The piece might even note that, after Bush’s reelection in 2004 with 50.7% of the vote, international observers could no longer cling to the illusion that the Bush presidency was a freak accident – that Bush did not command the support of a majority of Americans. Clearly, it would conclude, Obama cannot restore faith in the United States among its core democratic allies.
We’d look back at the article as not entirely wrong, buy clearly hyperbolic. Many foreign governments were quite happy to treat the Bush administration as a bad dream. Even if they weren’t, geopolitical realities left them with little choice.
Does all of this raise doubts about assessments such as Kirshner’s? To some degree. But that doesn’t mean they’re wrong. Rather, it means that any assessment of how the last four years will shape the future of world politics cannot treat them as sui generis. They need to be contextualized within, and compared to, the arc of post-Cold War U.S. presidencies.
Doing so, however, doesn’t necessarily provide grounds for comfort. In Exit from Hegemony (Amazon kickback link), Alex and I argued that the backdrop of the Bush presidency just makes things worse: “Trump is more worrisome for many American partners and allies precisely because” of the memory of the Bush years.
Both of the previous Republican presidents consciously sowed discord among democratic allies and initiated deliberately disruptive international policies. Both undermined faith in U.S. institutions. The widespread sense that Trump was even more unfit for office than Bush – and far more dismissive of NATO and other lynchpins of U.S. foreign relations – surely only increases overseas anxiety about the direction of the United Sates.
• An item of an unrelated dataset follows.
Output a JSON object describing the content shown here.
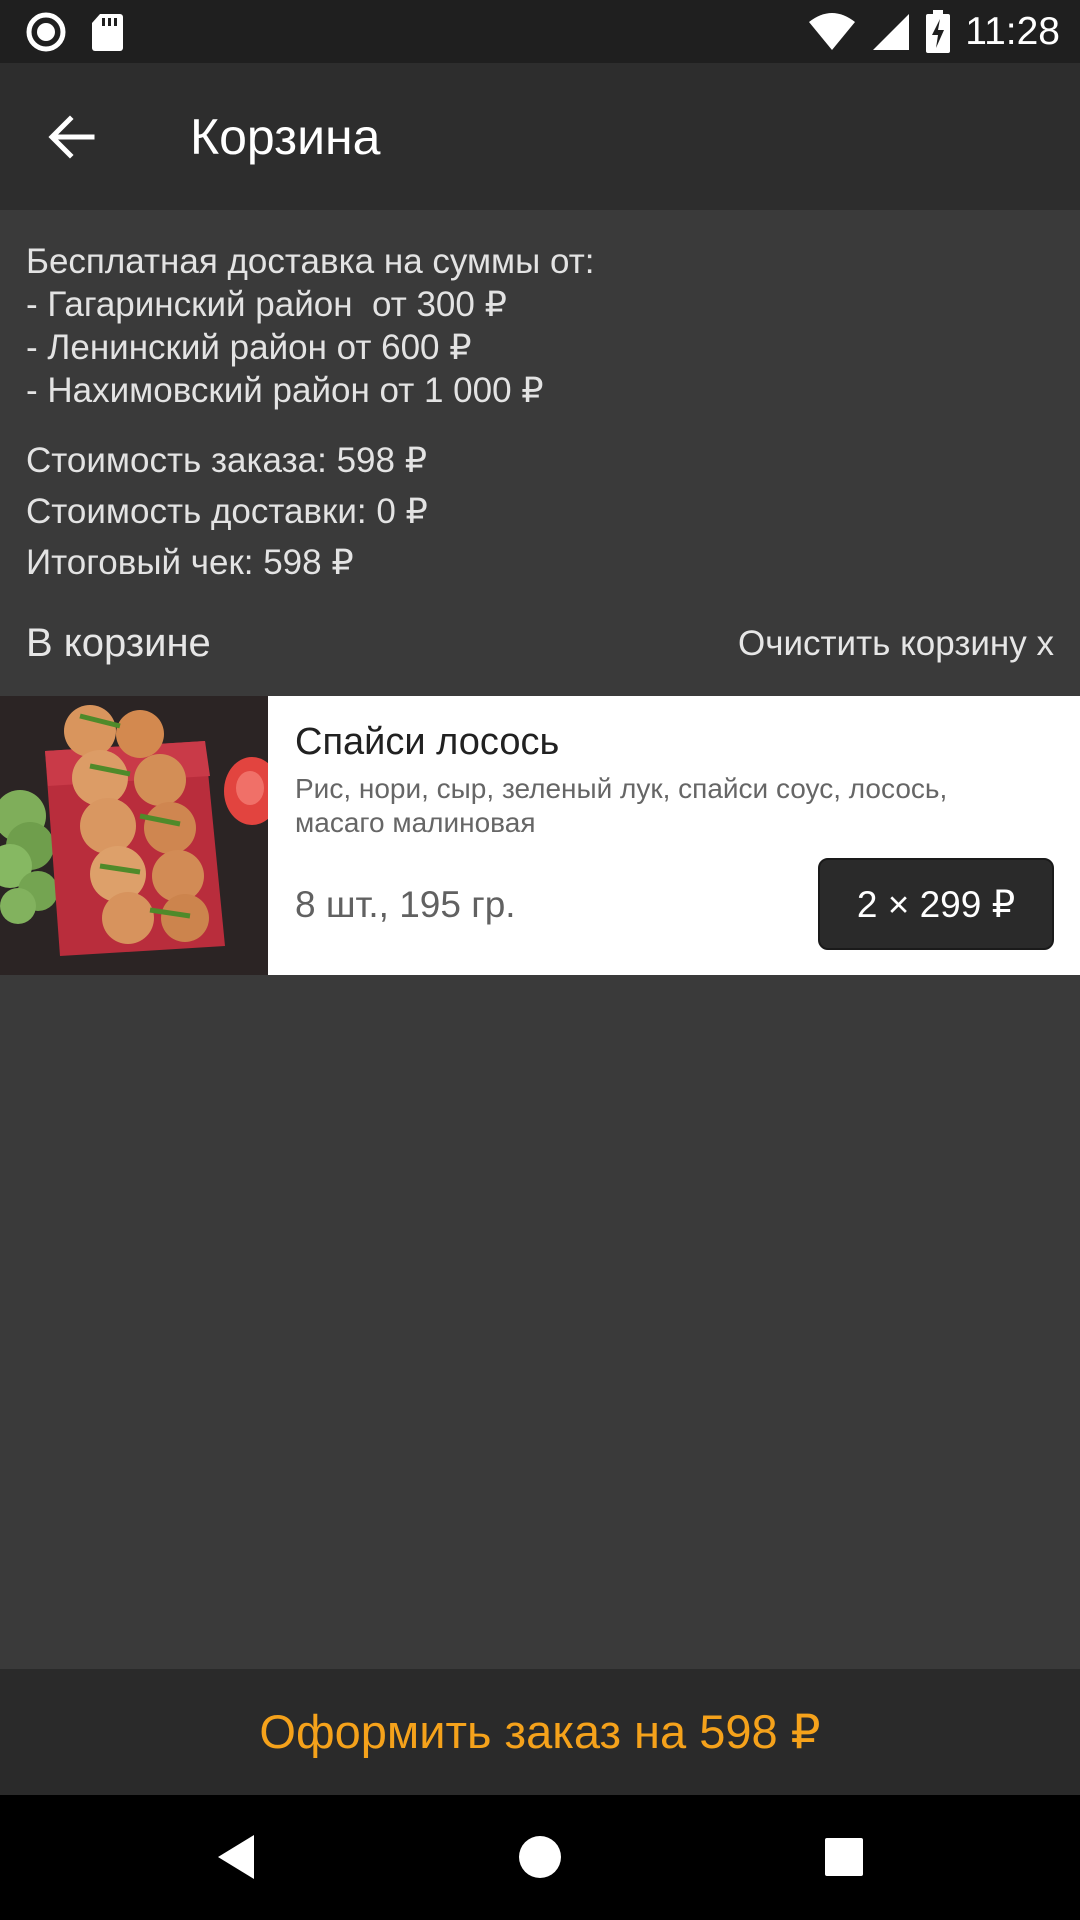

Overall, if a superpower gives the world whiplash every time a different party takes control of its foreign policy, then the rest of the world is going to find ways to make itself less threatened by such shifts.
On the other hand, a lot of U.S. allies still lack realistic alternatives. Which means we’re likely to see, just as we did in 2009-2010, a lot of wishcasting about future U.S. foreign policy. The question is whether this will help or harm efforts to strengthen U.S. alliances and partnerships, especially in ways that leave them less vulnerable to future U.S. electoral shocks.